Return — Return a StepResult containing { processed, skipped, related, durationMs, error? }. The orchestrator in run.ts accumulates these into the final summary table.

Dynamic map loading

Map files are loaded at runtime by run.ts using import() with a file:// URL. This is required on Windows because import('/absolute/path') with a bare drive letter (E:\...) fails with a protocol error. The correct pattern:


import { pathToFileURL } from "url";
 
const fileUrl = pathToFileURL(fullPath).href; // "E:\..." → "file:///E:/..."
const mapModule = await import(fileUrl);
const map: CollectionMap = mapModule.map;

Each map file must use a named export map (not a default export) for this pattern to work.

Region code strategy

MongoDB stores region identifiers as lowercase slugs (in, us, ae, dubai). The PostgreSQL seed database uses uppercase two-letter codes (IN, US, ME, DU). Rather than maintaining a translation table, the offering map upserts regions by their full name, then sets the code field to the MongoDB slug. After the migration runs, all region codes in PostgreSQL match the MongoDB slugs exactly, so the subscription plan-lookup key (regionCode:planSlug) works without any aliasing.

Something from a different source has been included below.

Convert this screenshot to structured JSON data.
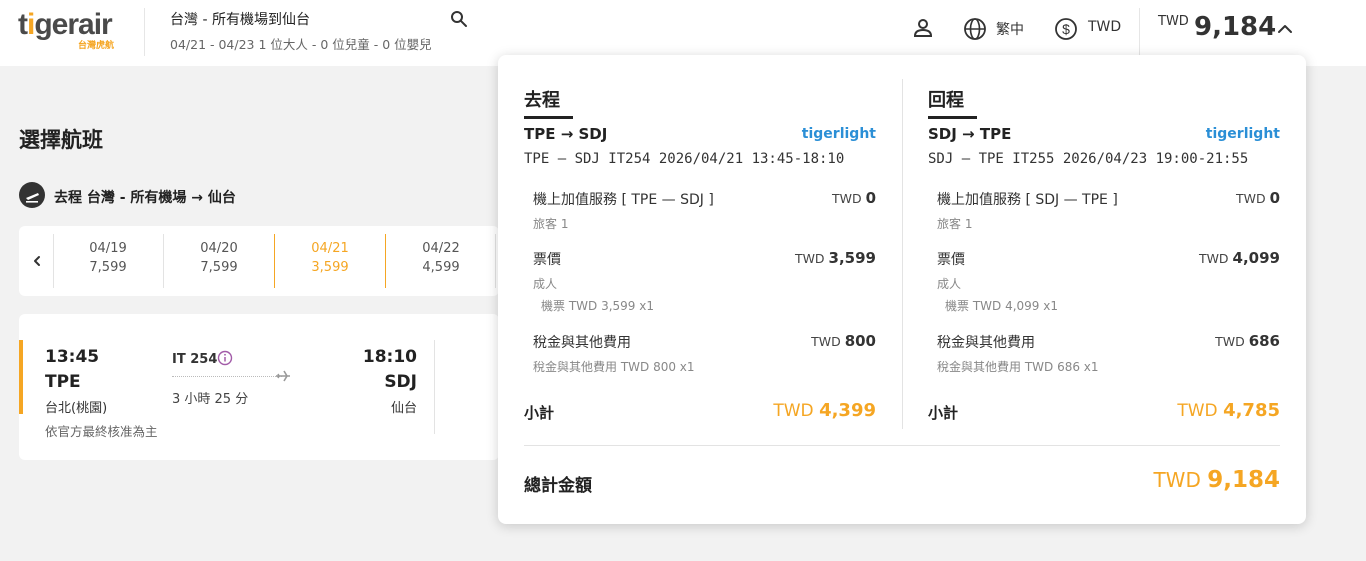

Seed region name to MongoDB slug mapping:

Seed name	MongoDB slug	Notes
India	`in`
USA	`us`
Middle East	`ae`
Dubai	`dubai`
Global	`all`	Synthetic — created for `all:trial` legacy subscriptions only

The “Global” region does not exist in the MongoDB Offering document. It is created by the offering map solely to hold the synthetic trial plan referenced by legacy subscriptions.